ECB: ‘Bitcoin is not suitable as a payment or investment’


The European Central Bank (ECB) has taken aim at Bitcoin’s fundamental objectives and purported values in a blog post particularly critical of the recent Spot ETF approval in the US.

Last month, the US Securities and Exchange Commission (SEC) approved the Bitcoin Spot ETF, enabling US investors to buy stakes in pools of the world’s largest cryptocurrency without actually having to buy a coin outright.

This was welcomed by a number of fintech stakeholders, such as BlackRock and Grayscale, two of the most vocal voices calling for the approval. However, the move was met by scepticism from others.

Explaining the ECB’s stance in a blog post, Ulrich Bindseil, the central bank’s Director General for Market Infrastructure & Payments and Jürgen Schaaf, Adviser for Market Infrastructure & Payments, criticised the notion that the approval confirms Bitcoin as a safe investment and that the subsequent investment rally in the coin is ‘proof of an unstoppable triumph’.

“We disagree with both claims and reiterate that the fair value of Bitcoin is still zero,” the blog read. “For society, a renewed boom-bust cycle of Bitcoin is a dire perspective. And the collateral damage will be massive, including the environmental damage and the ultimate redistribution of wealth at the expense of the less sophisticated.”

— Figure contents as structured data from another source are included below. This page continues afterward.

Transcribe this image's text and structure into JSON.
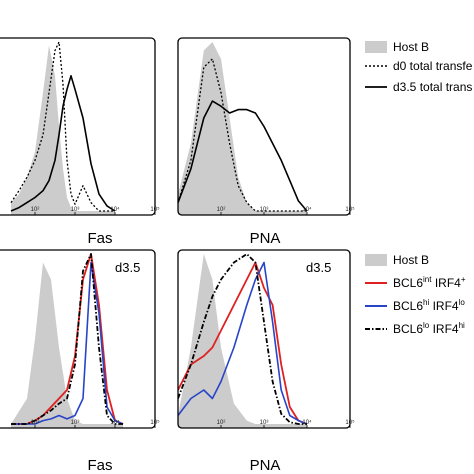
{
  "colors": {
    "host": "#cccccc",
    "black": "#000000",
    "red": "#e02020",
    "blue": "#2844c8"
  },
  "legend_top": [
    {
      "label": "Host B",
      "style": "filled-gray"
    },
    {
      "label": "d0 total transfe",
      "style": "dashed-black"
    },
    {
      "label": "d3.5 total trans",
      "style": "solid-black"
    }
  ],
  "legend_bottom": [
    {
      "label": "Host B",
      "style": "filled-gray"
    },
    {
      "base": "BCL6",
      "sup1": "int",
      "mid": " IRF4",
      "sup2": "+",
      "style": "solid-red"
    },
    {
      "base": "BCL6",
      "sup1": "hi",
      "mid": " IRF4",
      "sup2": "lo",
      "style": "solid-blue"
    },
    {
      "base": "BCL6",
      "sup1": "lo",
      "mid": " IRF4",
      "sup2": "hi",
      "style": "dashdot-black"
    }
  ],
  "chart_data": [
    {
      "type": "area",
      "xlabel": "Fas",
      "x_scale": "log",
      "xlim": [
        10,
        100000
      ],
      "x_ticks": [
        "10²",
        "10³",
        "10⁴",
        "10⁵"
      ],
      "x": [
        1.4,
        1.6,
        1.8,
        2.0,
        2.2,
        2.35,
        2.5,
        2.6,
        2.7,
        2.8,
        2.9,
        3.0,
        3.2,
        3.4,
        3.6,
        3.8,
        4.0
      ],
      "series": [
        {
          "name": "Host B",
          "style": "filled-gray",
          "values": [
            0.05,
            0.1,
            0.2,
            0.35,
            0.7,
            0.98,
            0.8,
            0.5,
            0.25,
            0.08,
            0.02,
            0,
            0,
            0,
            0,
            0,
            0
          ]
        },
        {
          "name": "d0 total transfe",
          "style": "dashed-black",
          "values": [
            0.05,
            0.12,
            0.2,
            0.3,
            0.45,
            0.7,
            0.95,
            1.0,
            0.75,
            0.3,
            0.1,
            0.04,
            0.15,
            0.05,
            0,
            0,
            0
          ]
        },
        {
          "name": "d3.5 total trans",
          "style": "solid-black",
          "values": [
            0,
            0.02,
            0.05,
            0.08,
            0.12,
            0.18,
            0.3,
            0.45,
            0.62,
            0.72,
            0.8,
            0.72,
            0.55,
            0.28,
            0.1,
            0.03,
            0
          ]
        }
      ]
    },
    {
      "type": "area",
      "xlabel": "PNA",
      "x_scale": "log",
      "xlim": [
        10,
        100000
      ],
      "x_ticks": [
        "10²",
        "10³",
        "10⁴",
        "10⁵"
      ],
      "x": [
        1.0,
        1.3,
        1.6,
        1.8,
        2.0,
        2.2,
        2.4,
        2.6,
        2.8,
        3.0,
        3.2,
        3.4,
        3.6,
        3.8,
        4.0
      ],
      "series": [
        {
          "name": "Host B",
          "style": "filled-gray",
          "values": [
            0.1,
            0.4,
            0.95,
            1.0,
            0.9,
            0.55,
            0.2,
            0.05,
            0,
            0,
            0,
            0,
            0,
            0,
            0
          ]
        },
        {
          "name": "d0 total transfe",
          "style": "dashed-black",
          "values": [
            0.05,
            0.3,
            0.85,
            0.9,
            0.7,
            0.4,
            0.15,
            0.05,
            0,
            0,
            0,
            0,
            0,
            0,
            0
          ]
        },
        {
          "name": "d3.5 total trans",
          "style": "solid-black",
          "values": [
            0.05,
            0.25,
            0.55,
            0.65,
            0.62,
            0.58,
            0.6,
            0.6,
            0.58,
            0.5,
            0.4,
            0.3,
            0.18,
            0.06,
            0
          ]
        }
      ]
    },
    {
      "type": "area",
      "xlabel": "Fas",
      "annotation": "d3.5",
      "x_scale": "log",
      "xlim": [
        10,
        100000
      ],
      "x_ticks": [
        "10²",
        "10³",
        "10⁴",
        "10⁵"
      ],
      "x": [
        1.4,
        1.8,
        2.0,
        2.2,
        2.4,
        2.6,
        2.8,
        3.0,
        3.2,
        3.4,
        3.6,
        3.8,
        4.0,
        4.2
      ],
      "series": [
        {
          "name": "Host B",
          "style": "filled-gray",
          "values": [
            0,
            0.15,
            0.5,
            0.95,
            0.85,
            0.45,
            0.15,
            0.02,
            0,
            0,
            0,
            0,
            0,
            0
          ]
        },
        {
          "name": "BCL6 int IRF4 +",
          "style": "solid-red",
          "values": [
            0,
            0,
            0.02,
            0.05,
            0.1,
            0.15,
            0.2,
            0.4,
            0.85,
            1.0,
            0.7,
            0.2,
            0.02,
            0
          ]
        },
        {
          "name": "BCL6 hi IRF4 lo",
          "style": "solid-blue",
          "values": [
            0,
            0,
            0,
            0.02,
            0.03,
            0.05,
            0.03,
            0.05,
            0.15,
            0.95,
            0.65,
            0.1,
            0.02,
            0
          ]
        },
        {
          "name": "BCL6 lo IRF4 hi",
          "style": "dashdot-black",
          "values": [
            0,
            0,
            0.02,
            0.05,
            0.08,
            0.12,
            0.15,
            0.35,
            0.9,
            1.0,
            0.45,
            0.05,
            0,
            0
          ]
        }
      ]
    },
    {
      "type": "area",
      "xlabel": "PNA",
      "annotation": "d3.5",
      "x_scale": "log",
      "xlim": [
        10,
        100000
      ],
      "x_ticks": [
        "10²",
        "10³",
        "10⁴",
        "10⁵"
      ],
      "x": [
        1.0,
        1.3,
        1.6,
        1.8,
        2.0,
        2.3,
        2.6,
        2.8,
        3.0,
        3.2,
        3.4,
        3.6,
        3.8,
        4.0
      ],
      "series": [
        {
          "name": "Host B",
          "style": "filled-gray",
          "values": [
            0.05,
            0.45,
            1.0,
            0.85,
            0.45,
            0.12,
            0.02,
            0,
            0,
            0,
            0,
            0,
            0,
            0
          ]
        },
        {
          "name": "BCL6 int IRF4 +",
          "style": "solid-red",
          "values": [
            0.2,
            0.35,
            0.4,
            0.45,
            0.55,
            0.7,
            0.85,
            0.95,
            0.8,
            0.7,
            0.35,
            0.1,
            0.02,
            0
          ]
        },
        {
          "name": "BCL6 hi IRF4 lo",
          "style": "solid-blue",
          "values": [
            0.05,
            0.15,
            0.2,
            0.15,
            0.25,
            0.45,
            0.7,
            0.85,
            0.95,
            0.6,
            0.2,
            0.05,
            0.02,
            0
          ]
        },
        {
          "name": "BCL6 lo IRF4 hi",
          "style": "dashdot-black",
          "values": [
            0.15,
            0.35,
            0.6,
            0.75,
            0.85,
            0.95,
            1.0,
            0.95,
            0.6,
            0.25,
            0.06,
            0.01,
            0,
            0
          ]
        }
      ]
    }
  ]
}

In the ECB’s view, Bitcoin’s status as a payment method has failed. This statement also covers the basic mission of the cryptocurrency, that being to establish itself as a global decentralised digital currency.

Bitcoin transactions ‘are still inconvenient, slow, and costly’, the bank asserts, and ‘it is hardly used for payments at all’ outside of criminal activities, particularly on the darknet.

“The regulatory initiatives to combat the large-scale use of the Bitcoin network by criminals have not been successful yet,” Bindseil and Schaaf stated.

Some governments have been warming to Bitcoin, particularly in Latin America. The recently elected President of Argentina, Javier Milei, is a fan of cryptocurrency and has previously expressed a desire for control of the market to be handed over to the private sector.

The oldest and perhaps most widely known example of a government embracing Bitcoin, however, is that of El Salvador. The country’s President, Nayib Bukele, approved Bitcoin as a legal tender in June 2021, with El Savador becoming the first in the world to do so.

However, the ECB is unconvinced by the El Salvadoran example. Bukele’s endorsement of Bitcoin as a legal tender and incentives for El Salvadorans to purchase Bitcoin ‘could not establish it as a successful means of payment’, the blog continued.

Bitcoin’s promise to function as a global payment method has not been realised, the ECB believes, and equally, neither has the objective of making the crypto asset an investment opportunity.

“It does not generate any cash flow (unlike real estate) or dividends (stocks), cannot be used productively (commodities), and offers no social benefit (gold jewellery) or subjective appreciation based on outstanding abilities (works of art). 

“Less financially knowledgeable retail investors are attracted by the fear of missing out, leading them to potentially lose their money.”

It is important to note, of course, that there are many out there who disagree, and many investors have made substantial sums of money off of Bitcoin – on the other hand, there are also many who have lost out.

The crypto market in general is notoriously volatile, easily impacted by the decisions of governments, financers and business figures. For example, the value of a coin went from $60,000 in November 2021 to $16,000 in November 2022 and then up again to $51,000 in February 2023.

This volatility is often impacted by scandals in the sector – the collapse of FTX and ongoing legal case against former Binance CEO Changpeng Zhao are some of the most notable to spring to mind. These scandals are another source of the ECB’s distrust of Bitcoin.

The ECB’s open dislike of Bitcoin does not mean that the bank has an inherent disdain toward digital currencies in general, though. Today’s blog post was just the latest in a series of statements by the ECB on digital currencies.

The bank is currently focused on delivering an EU-wide digital euro, a central bank digital currency (CBDC) which it would control and issue. Although it is keen on this ambition, the ECB has noted that such a move will require the approval of MEPs, and it also has the concerns of the traditional banking sector to contend with.

Regardless of its own plans for digital currency, the bank’s views on Bitcoin and cryptocurrency are resoundingly negative. 

According to Bindseil and Schaaf, the ECB seems to believe the Spot ETF in the US is causing nothing but trouble by, along with other factors, fueling an investment rally in an asset the bank believes is fundamentally unsound.

“Bitcoin has failed on the promise to be a global decentralised digital currency and is still hardly used for legitimate transfers,” the duo’s overarching message read. “The latest approval of an ETF doesn’t change the fact that Bitcoin is not suitable as means of payment or as an investment.”